Sterling stuck near 5-month lows as Boris Johnson cements lead in race to become PM

The British currency had dropped to its weakest since January against the euro and dollar earlier in the session, as investors worry that Johnson could put Britain on a path towards a disruptive no-deal Brexit. PHOTO: AFP

LONDON (REUTERS) - Sterling barely budged from near five-month lows after arch-Brexiter Boris Johnson was confirmed as the front runner to become Britain's next prime minister on Tuesday (June 18).

The British currency dropped to its weakest since January against the euro and dollar earlier in the session, as investors worry that Mr Johnson could put Britain on a path towards a disruptive no-deal Brexit.

Mr Johnson, the face of the campaign to leave the European Union in the 2016 referendum, won 126 of 313 votes, by far the largest number in the second round of voting for Conservative Party leader, with four other candidates also getting through.

Sterling stood at US$1.2551 (S$1.7153), up 0.1 per cent on the day and unchanged from before the results were announced.

Against a euro weakened by European Central Bank signals of looser monetary policy, the pound stood 0.3 per cent higher, at 89.235 pence (S$1.5316), albeit still near five-month lows touched earlier on Tuesday.

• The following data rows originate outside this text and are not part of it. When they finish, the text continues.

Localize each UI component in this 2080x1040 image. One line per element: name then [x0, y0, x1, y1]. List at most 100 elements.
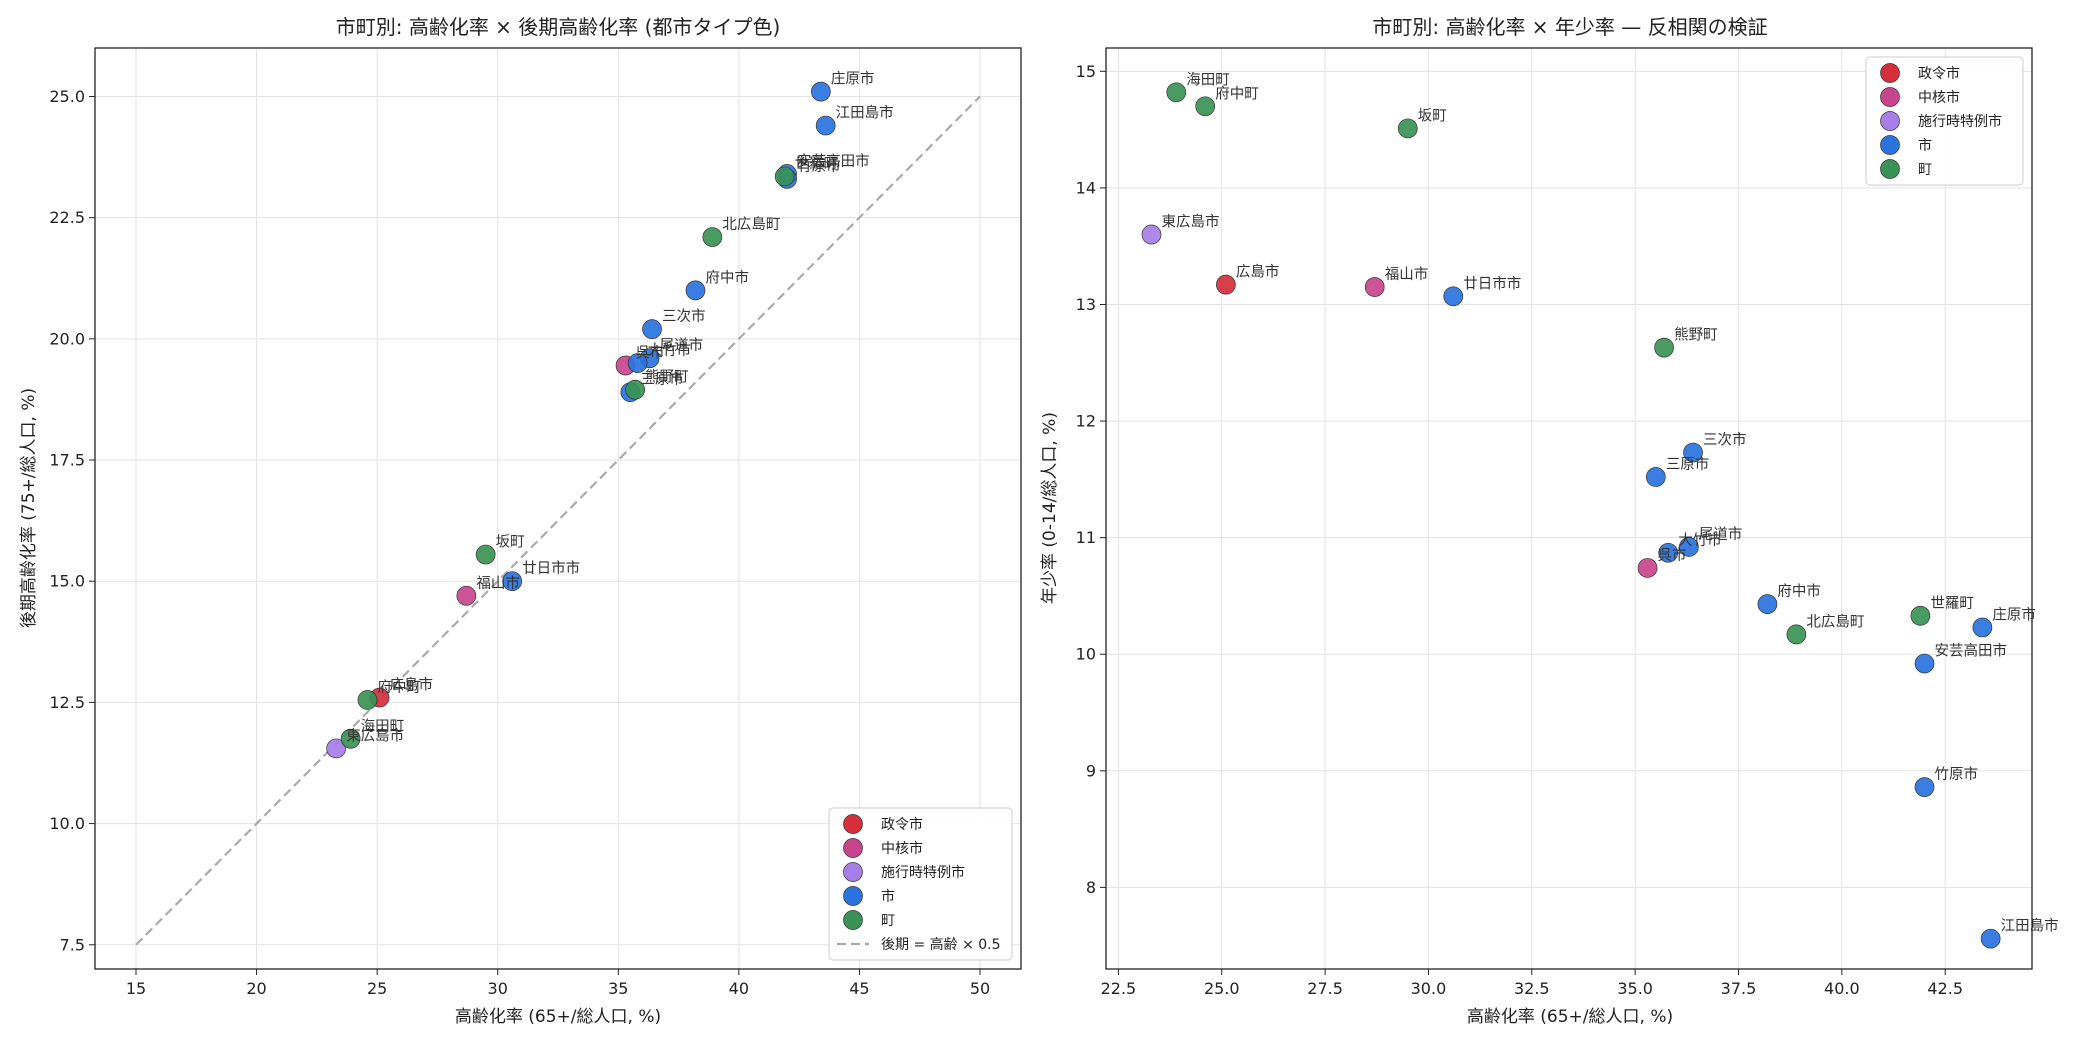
point-label: 世羅町 [795, 155, 839, 172]
left-ytick-label: 25.0 [49, 87, 85, 106]
legend-marker [1880, 159, 1900, 179]
legend-marker [1880, 111, 1900, 131]
right-legend-box [1865, 56, 2024, 186]
data-point [774, 166, 795, 187]
right-ytick-label: 11 [1076, 528, 1096, 547]
point-label: 府中町 [1215, 85, 1259, 102]
point-label: 江田島市 [836, 105, 894, 122]
point-label: 安芸高田市 [797, 153, 870, 170]
legend-marker [1880, 135, 1900, 155]
data-point [685, 280, 706, 301]
legend-label: 政令市 [881, 816, 923, 833]
point-label: 広島市 [390, 677, 434, 694]
point-label: 北広島町 [1806, 613, 1864, 630]
point-label: 坂町 [496, 534, 525, 551]
left-xtick-label: 20 [246, 979, 266, 998]
right-ytick-label: 9 [1086, 761, 1096, 780]
right-ytick-label: 10 [1076, 645, 1096, 664]
data-point [1645, 467, 1666, 487]
point-label: 呉市 [1658, 547, 1687, 564]
left-legend-box [828, 807, 1013, 961]
left-xtick-label: 40 [729, 979, 749, 998]
right-ytick-label: 15 [1076, 62, 1096, 81]
data-point [1757, 594, 1778, 614]
legend-marker [843, 814, 863, 834]
left-ytick-label: 20.0 [49, 329, 85, 348]
data-point [340, 728, 361, 749]
chart-left-ylabel: 後期高齢化率 (75+/総人口, %) [19, 388, 39, 628]
legend-label: 町 [881, 913, 895, 929]
point-label: 尾道市 [660, 337, 704, 354]
chart-right: 市町別: 高齢化率 × 年少率 — 反相関の検証 高齢化率 (65+/総人口, … [1040, 15, 2059, 1027]
left-ytick-label: 7.5 [60, 935, 85, 954]
right-xtick-label: 35.0 [1617, 979, 1653, 998]
point-label: 三次市 [662, 308, 706, 325]
point-label: 福山市 [476, 575, 520, 592]
point-label: 府中市 [705, 269, 749, 286]
data-point [1980, 928, 2001, 949]
chart-right-grid [1106, 48, 2032, 969]
chart-right-frame [1105, 47, 2033, 970]
legend-marker [843, 910, 863, 930]
point-label: 熊野町 [1674, 327, 1718, 344]
legend-marker [843, 886, 863, 906]
legend-label: 施行時特例市 [881, 864, 965, 881]
legend-marker [1880, 63, 1900, 83]
chart-left-title: 市町別: 高齢化率 × 後期高齢化率 (都市タイプ色) [336, 15, 781, 39]
chart-left-frame [94, 47, 1022, 970]
data-point [1679, 537, 1699, 557]
right-xtick-label: 25.0 [1204, 979, 1240, 998]
left-ytick-label: 12.5 [49, 693, 85, 712]
data-point [456, 585, 477, 606]
data-point [1683, 442, 1703, 463]
data-point [357, 690, 378, 710]
point-label: 大竹市 [648, 342, 692, 359]
point-label: 東広島市 [346, 727, 404, 744]
left-ytick-label: 15.0 [49, 572, 85, 591]
legend-label: 中核市 [1918, 89, 1960, 106]
point-label: 三原市 [640, 371, 684, 388]
right-xtick-label: 32.5 [1514, 979, 1550, 998]
legend-label: 中核市 [881, 840, 923, 857]
data-point [475, 544, 496, 565]
point-label: 安芸高田市 [1935, 643, 2008, 660]
data-point [502, 571, 523, 592]
left-xtick-label: 45 [849, 979, 869, 998]
data-point [642, 319, 662, 339]
data-point [1166, 82, 1187, 103]
point-label: 大竹市 [1678, 532, 1722, 549]
point-label: 尾道市 [1699, 526, 1743, 543]
data-point [815, 115, 836, 136]
point-label: 世羅町 [1930, 595, 1974, 612]
left-ytick-label: 17.5 [49, 451, 85, 470]
point-label: 東広島市 [1161, 214, 1219, 231]
right-ytick-label: 8 [1086, 878, 1096, 897]
legend-marker [843, 838, 863, 858]
legend-label: 施行時特例市 [1918, 113, 2002, 130]
data-point [1216, 274, 1236, 295]
point-label: 海田町 [1186, 71, 1230, 88]
point-label: 廿日市市 [522, 560, 580, 577]
left-reference-line [135, 95, 981, 946]
right-xtick-label: 42.5 [1927, 979, 1963, 998]
right-ytick-label: 14 [1076, 178, 1096, 197]
data-point [1195, 96, 1216, 117]
chart-right-xlabel: 高齢化率 (65+/総人口, %) [1467, 1007, 1673, 1027]
point-label: 三次市 [1703, 432, 1747, 449]
point-label: 熊野町 [645, 369, 689, 386]
point-label: 庄原市 [1992, 605, 2036, 623]
legend-marker [1880, 87, 1900, 107]
right-xtick-label: 30.0 [1411, 979, 1447, 998]
left-ytick-label: 22.5 [49, 208, 85, 227]
chart-right-points [1141, 82, 2001, 949]
chart-right-title: 市町別: 高齢化率 × 年少率 — 反相関の検証 [1372, 15, 1767, 39]
right-xtick-label: 37.5 [1721, 979, 1757, 998]
data-point [1658, 542, 1679, 563]
chart-left-ticks: 15 20 25 30 35 40 45 50 7.5 10.0 12.5 15.0 17.5 20.0 2… [49, 87, 990, 998]
left-xtick-label: 15 [126, 979, 146, 998]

"Boris Johnson seems so far ahead it's a formality, despite UK political parties having a long history of surprising us with their choices," Societe Generale analyst Kit Juckes said ahead of the results from the second round of voting.

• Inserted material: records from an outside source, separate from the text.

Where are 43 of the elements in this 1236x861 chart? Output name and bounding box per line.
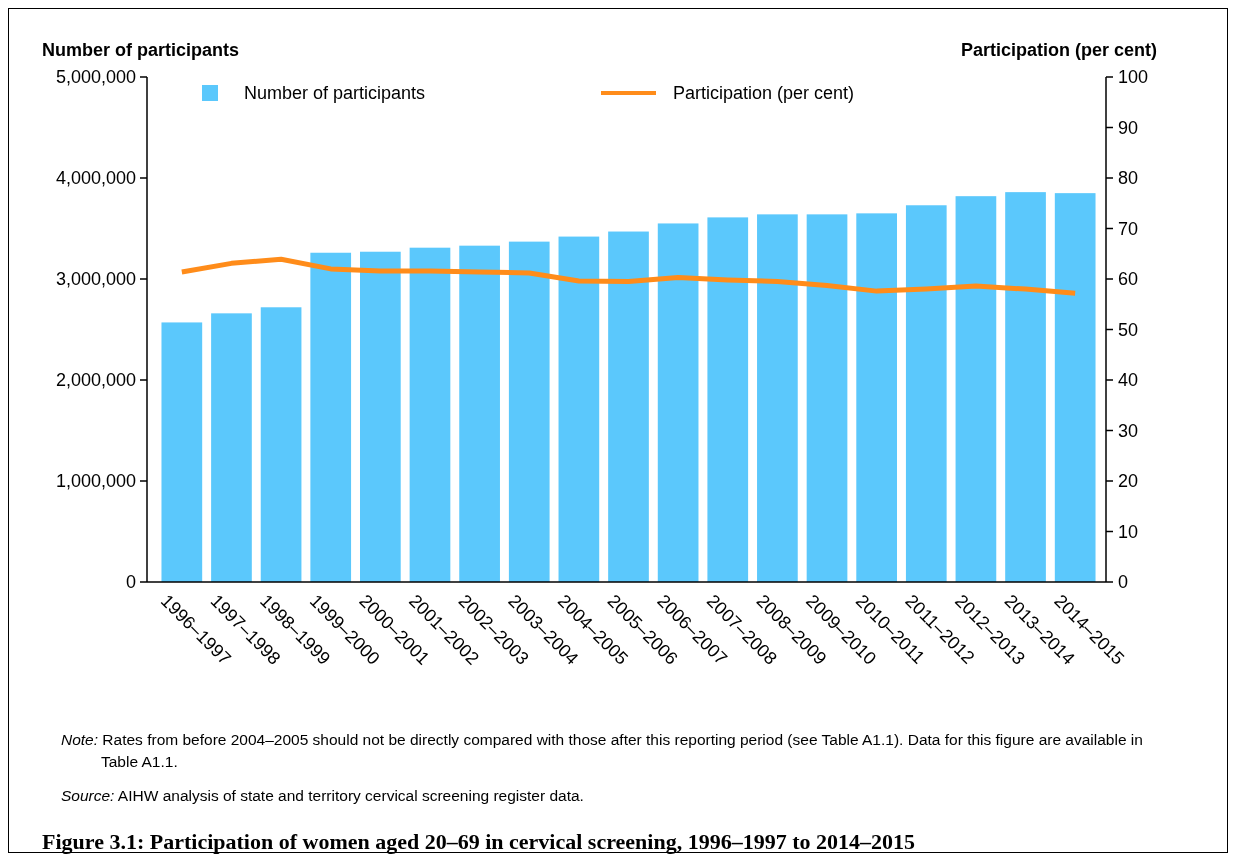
legend-label: Number of participants [244, 83, 426, 104]
y2-tick-label: 60 [1118, 269, 1139, 290]
text: Note: Rates from before 2004–2005 should not be directly compared with those after this reporting period (see Table A1.1). Data for this figure are available in Table A1.1. [61, 730, 1144, 772]
bar [558, 236, 600, 582]
y-tick-label: 5,000,000 [55, 67, 136, 88]
bar [905, 205, 947, 582]
bar [260, 307, 302, 582]
y2-tick-label: 0 [1118, 572, 1129, 593]
bar [508, 241, 550, 582]
y2-tick-label: 90 [1118, 117, 1139, 138]
y2-tick-label: 70 [1118, 218, 1139, 239]
y-axis-title: Number of participants [42, 40, 240, 60]
y2-tick-label: 10 [1118, 521, 1139, 542]
bar [360, 251, 401, 582]
bar [1005, 192, 1046, 582]
bar [310, 252, 352, 582]
bar [856, 213, 897, 582]
y2-axis-title: Participation (per cent) [960, 40, 1158, 60]
y-tick-label: 0 [125, 572, 136, 593]
y2-tick-label: 40 [1118, 370, 1139, 391]
y2-tick-label: 30 [1118, 420, 1139, 441]
y-tick-label: 2,000,000 [55, 370, 136, 391]
bar [608, 231, 649, 582]
source-note: Source: AIHW analysis of state and territory cervical screening register data. [61, 786, 585, 806]
text: Figure 3.1: Participation of women aged 20–69 in cervical screening, 1996–1997 to 2014–2015 [42, 829, 915, 855]
bar [459, 245, 500, 582]
y-tick-label: 3,000,000 [55, 269, 136, 290]
y2-tick-label: 50 [1118, 319, 1139, 340]
y-tick-label: 4,000,000 [55, 168, 136, 189]
y2-tick-label: 80 [1118, 168, 1139, 189]
bar [707, 217, 749, 582]
bar [657, 223, 699, 582]
y-tick-label: 1,000,000 [55, 471, 136, 492]
bar [211, 313, 252, 582]
bar [409, 247, 451, 582]
legend-label: Participation (per cent) [673, 83, 855, 104]
bar [955, 196, 997, 582]
bar [1054, 193, 1096, 582]
y2-tick-label: 20 [1118, 471, 1139, 492]
bar [161, 322, 203, 582]
bar [806, 214, 848, 582]
y2-tick-label: 100 [1118, 67, 1149, 88]
bar [757, 214, 798, 582]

Once the candidates are whittled down to the final two, the mainly pro-Brexit Conservative Party members will cast the deciding votes in July to select a leader to replace Prime Minister Theresa May.

Mr Johnson has said he will take Britain out of the EU by Oct 31, whether or not there is a deal with Brussels to smooth the transition.

UBS wealth management said it believed fears of a no-deal Brexit at the end of October were overdone.

"UBS' base case is a further extension of the October deadline and eventually general elections in the UK, which should keep the exchange rate in a range around 0.87 (87 pence per euro) over 12 months," its chief investment office said in a research note to clients.

Short bets against the British currency have been trimmed somewhat recently, but overall sentiment is fragile and recent optimistic talk from the Bank of England has done little to dispel the cloud of gloom hanging over the pound.

Signs of weakening momentum in the British economy have also weighed on the sterling.

While policymakers have said that benchmark interest rates may need to rise sooner than markets expect, traders are in no hurry to shift their expectations, with futures markets pricing in no rate hikes until well into late 2020.

Twenty economists polled by Reuters all expected the British central bank's nine monetary policymakers to vote unanimously in favour of keeping borrowing costs unchanged at Thursday's monetary policy meeting.